Still fiddling, just for fun of it

Champion fiddler Marge McFaul, 84, plays for Day Out for  the Blind, Sept. 25,  in north Spokane. (Dan Pelle / The Spokesman-Review)

The first thing Marge McFaul, 84, will say about her fiddling skills is that she’s the least of the gifted. True, she has won her share of trophies at Idaho’s famous Weiser Fiddle Festival, and yes, she’s played violin since she was a child, but she’s very humble.

“I just have a love of music. Getting in the top five at a contest doesn’t mean you are good fiddler,” McFaul said, sitting in her condo with a sweeping view of Spokane. “It depends on the judges; it depends on who else is competing. It depends on so many things.”

Yet fiddle she does, and she loves it. This summer, she attended a weeklong violin workshop in Manhattan, N.Y., which was put together by world-famous violinist Mark O’Connor.

“O’Connor was here in Spokane performing with the Symphony a couple of years ago, that’s how I got to know about the workshop,” McFaul said.

Her children – there are 10 of them – pooled their resources and paid her tuition.

“Mark O’Connor is just top-notch – he was a prodigy as a child,” said McFaul. “He had a workshop at EWU when he was here, and I went out to meet him. He said he’d have the workshop ready by 2009. I figured I could be ready by then.”

McFaul picked up fiddling around 1989. She’d played classical violin as a child, but 10 children and a career as a nurse got in the way of practice. She retired in 1992, and that’s when she really committed to fiddling.

“I hadn’t played in 45 years. I wailed away and wailed away,” McFaul said, laughing at the memory. “It was not pretty. I have a good ear and I could hear it was not good, but I kept at it.”

She told her husband – who has since died – that if he loved her, he’d take her to watch the fiddle contest in Weiser. Yet competing for the first time was an afterthought.

“If you compete you get good parking, so I thought, I can stand on that stage and play,” McFaul said. She made it to the top five in her division – and took home a fourth place. “I never in my life thought that was going to happen.”

If that was the beginning of McFaul’s fiddling career, then this summer’s O’Connor workshop was a definite high point.

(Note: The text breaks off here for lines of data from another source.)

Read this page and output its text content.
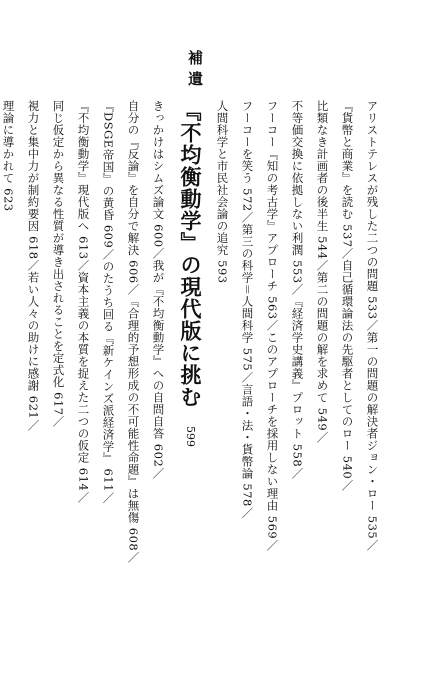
アリストテレスが残した二つの問題 533／第一の問題の解決者ジョン・ロー 535／
『貨幣と商業』を読む 537／自己循環論法の先駆者としてのロー 540／
比類なき計画者の後半生 544／第二の問題の解を求めて 549／
不等価交換に依拠しない利潤 553／『経済学史講義』プロット 558／
フーコー『知の考古学』アプローチ 563／このアプローチを採用しない理由 569／
フーコーを笑う 572／第三の科学＝人間科学 575／言語・法・貨幣論 578／
人間科学と市民社会論の追究 593
補遺
『不均衡動学』の現代版に挑む599
きっかけはシムズ論文 600／我が『不均衡動学』への自問自答 602／
自分の『反論』を自分で解決 606／『合理的予想形成の不可能性命題』は無傷 608／
『DSGE帝国』の黄昏 609／のたうち回る『新ケインズ派経済学』 611／
『不均衡動学』現代版へ 613／資本主義の本質を捉えた二つの仮定 614／
同じ仮定から異なる性質が導き出されることを定式化 617／
視力と集中力が制約要因 618／若い人々の助けに感謝 621／
理論に導かれて 623
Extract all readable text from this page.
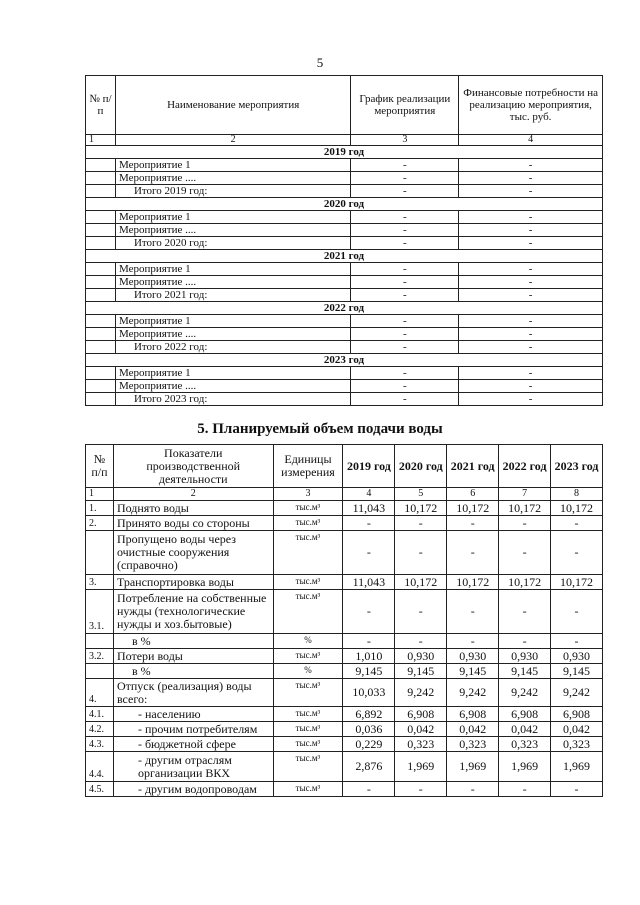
5
№ п/п	Наименование мероприятия	График реализации мероприятия	Финансовые потребности на реализацию мероприятия, тыс. руб.
1	2	3	4
2019 год			
	Мероприятие 1	-	-
	Мероприятие ....	-	-
	Итого 2019 год:	-	-
2020 год			
	Мероприятие 1	-	-
	Мероприятие ....	-	-
	Итого 2020 год:	-	-
2021 год			
	Мероприятие 1	-	-
	Мероприятие ....	-	-
	Итого 2021 год:	-	-
2022 год			
	Мероприятие 1	-	-
	Мероприятие ....	-	-
	Итого 2022 год:	-	-
2023 год			
	Мероприятие 1	-	-
	Мероприятие ....	-	-
	Итого 2023 год:	-	-
5. Планируемый объем подачи воды
№ п/п	Показатели производственной деятельности	Единицы измерения	2019 год	2020 год	2021 год	2022 год	2023 год
1	2	3	4	5	6	7	8
1.	Поднято воды	тыс.м³	11,043	10,172	10,172	10,172	10,172
2.	Принято воды со стороны	тыс.м³	-	-	-	-	-
	Пропущено воды через очистные сооружения (справочно)	тыс.м³	-	-	-	-	-
3.	Транспортировка воды	тыс.м³	11,043	10,172	10,172	10,172	10,172
3.1.	Потребление на собственные нужды (технологические нужды и хоз.бытовые)	тыс.м³	-	-	-	-	-
	в %	%	-	-	-	-	-
3.2.	Потери воды	тыс.м³	1,010	0,930	0,930	0,930	0,930
	в %	%	9,145	9,145	9,145	9,145	9,145
4.	Отпуск (реализация) воды всего:	тыс.м³	10,033	9,242	9,242	9,242	9,242
4.1.	- населению	тыс.м³	6,892	6,908	6,908	6,908	6,908
4.2.	- прочим потребителям	тыс.м³	0,036	0,042	0,042	0,042	0,042
4.3.	- бюджетной сфере	тыс.м³	0,229	0,323	0,323	0,323	0,323
4.4.	- другим отраслям организации ВКХ	тыс.м³	2,876	1,969	1,969	1,969	1,969
4.5.	- другим водопроводам	тыс.м³	-	-	-	-	-
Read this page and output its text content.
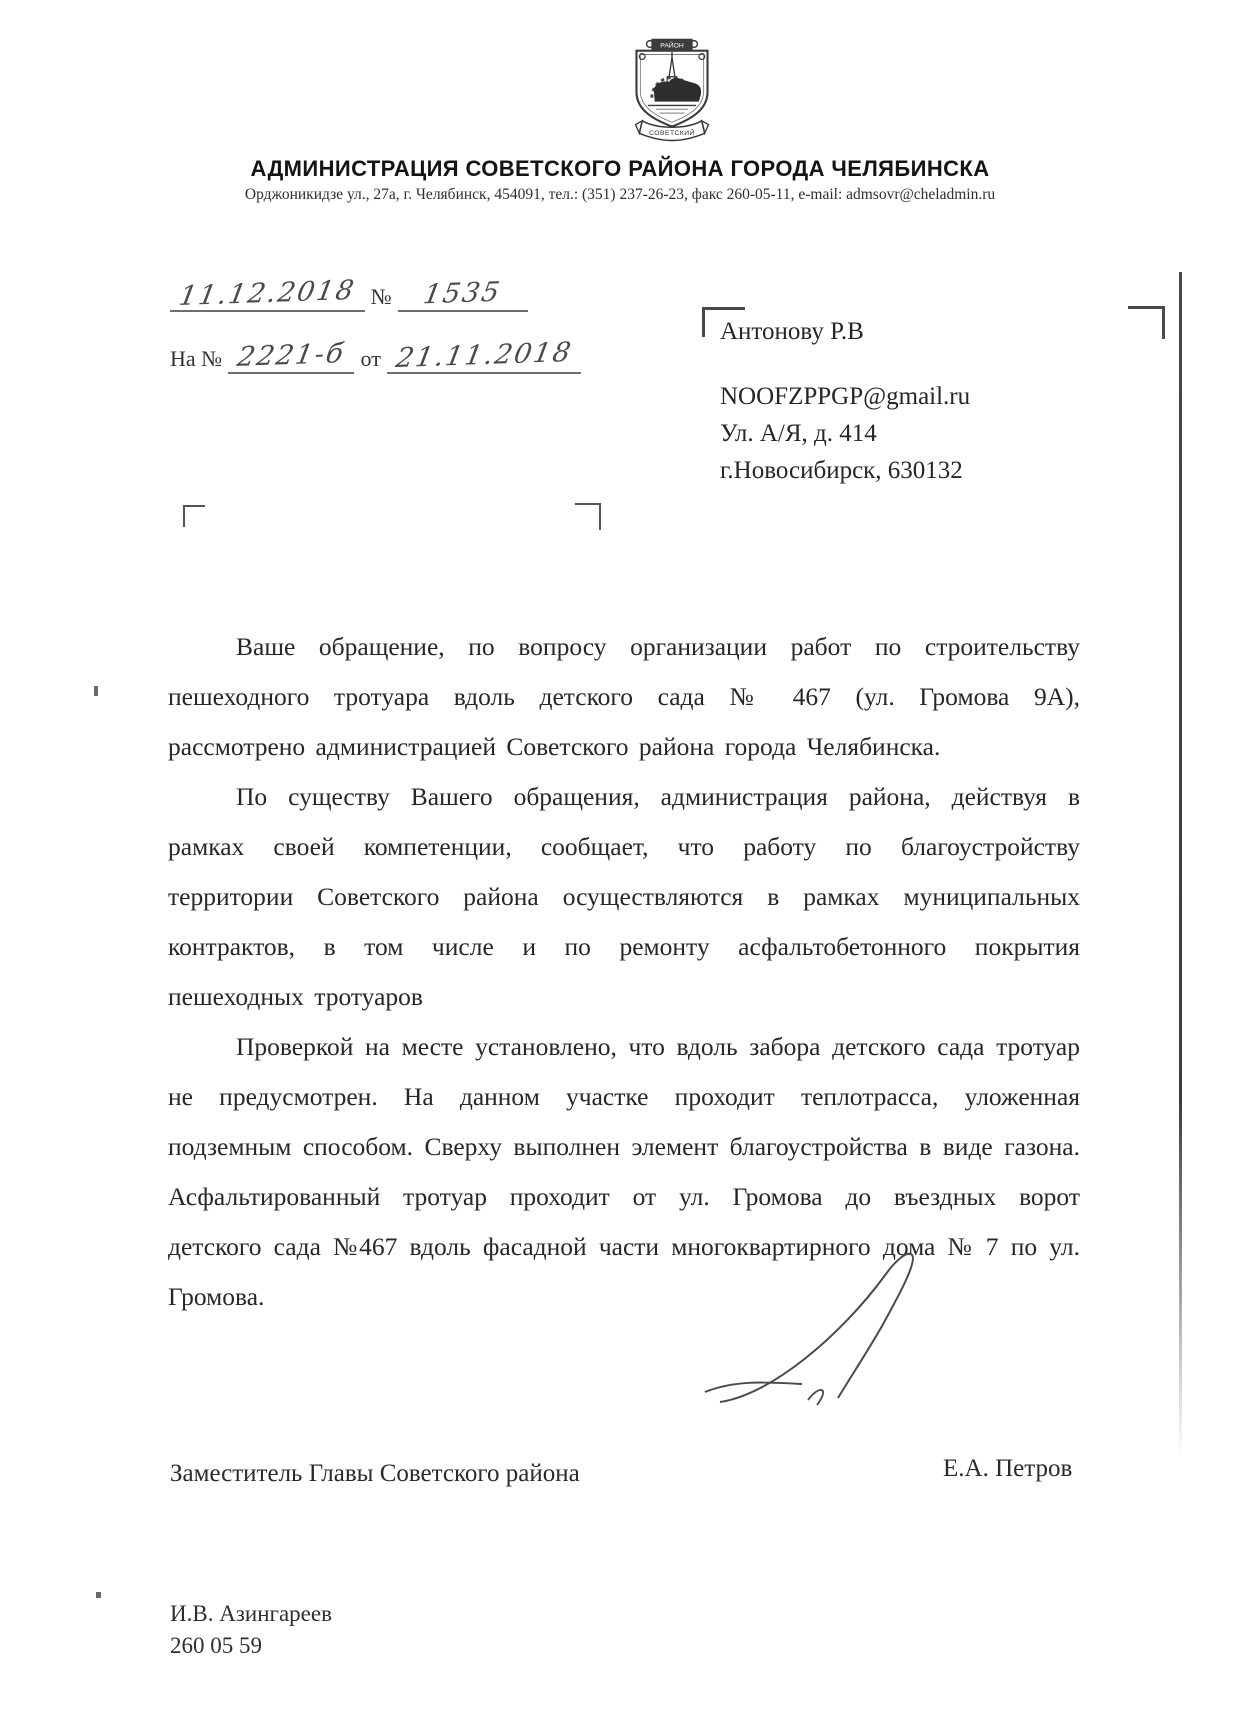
РАЙОН
СОВЕТСКИЙ
АДМИНИСТРАЦИЯ СОВЕТСКОГО РАЙОНА ГОРОДА ЧЕЛЯБИНСКА
Орджоникидзе ул., 27а, г. Челябинск, 454091, тел.: (351) 237-26-23, факс 260-05-11, e-mail: admsovr@cheladmin.ru
11.12.2018 №	1535
На № 2221-б от 21.11.2018

Антонову Р.В

NOOFZPPGP@gmail.ru

Ул. А/Я, д. 414

г.Новосибирск, 630132

Ваше обращение, по вопросу организации работ по строительству пешеходного тротуара вдоль детского сада № 467 (ул. Громова 9А), рассмотрено администрацией Советского района города Челябинска.

По существу Вашего обращения, администрация района, действуя в рамках своей компетенции, сообщает, что работу по благоустройству территории Советского района осуществляются в рамках муниципальных контрактов, в том числе и по ремонту асфальтобетонного покрытия пешеходных тротуаров

Проверкой на месте установлено, что вдоль забора детского сада тротуар не предусмотрен. На данном участке проходит теплотрасса, уложенная подземным способом. Сверху выполнен элемент благоустройства в виде газона. Асфальтированный тротуар проходит от ул. Громова до въездных ворот детского сада №467 вдоль фасадной части многоквартирного дома № 7 по ул. Громова.

Заместитель Главы Советского района	Е.А. Петров
И.В. Азингареев
260 05 59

Staying at the YMCA right by New York City’s Central Park was amazing, McFaul said, but getting to play the violin with 280 students from all over the world, guided by 16 teachers all with their own claim to violin fame, was a dream that came true.

Her favorite teacher was Russian-born violinist Philip Quint.

“I took five classes from him – he just blew me away,” said McFaul.

Students could freely move from teacher to teacher and take the classes they wanted.

“Every night the teachers performed for us, and what a treat that was – you couldn’t have paid for a concert like that,” said McFaul. Students were encouraged to perform as well, and one evening McFaul stepped out on the stage.

“I figured I’m never ever going to get another chance to play in New York City,” she said, laughing. “I couldn’t believe it when I received a standing ovation.”

Much younger students repeatedly told McFaul what an inspiration she was.

Talking about the O’Connor workshop makes McFaul beam – it was clearly an amazing experience – but she quickly brushes off any idea that she’s a great musician.

“Fiddling keeps me off the streets,” she said, laughing. “Except when I did the street music festival with Doug Clark. A friend stopped by and said he figured I’d always end up in the streets. I made him give us five bucks.”

Back home in Spokane, McFaul put together a scrapbook of her trip and went right back to her Friday morning gig: playing dance music in an orchestra for Day Out for the Blind. McFaul said the volunteer orchestra consists of working and retired musicians from all over Spokane.

And she looks forward to every Friday performance.

“There is no need to sit around and be bored,” McFaul said. “I’m here to tell you that you can surprise yourself by setting some pretty high goals. Just remember to have fun. If you are not having fun, then don’t do it.”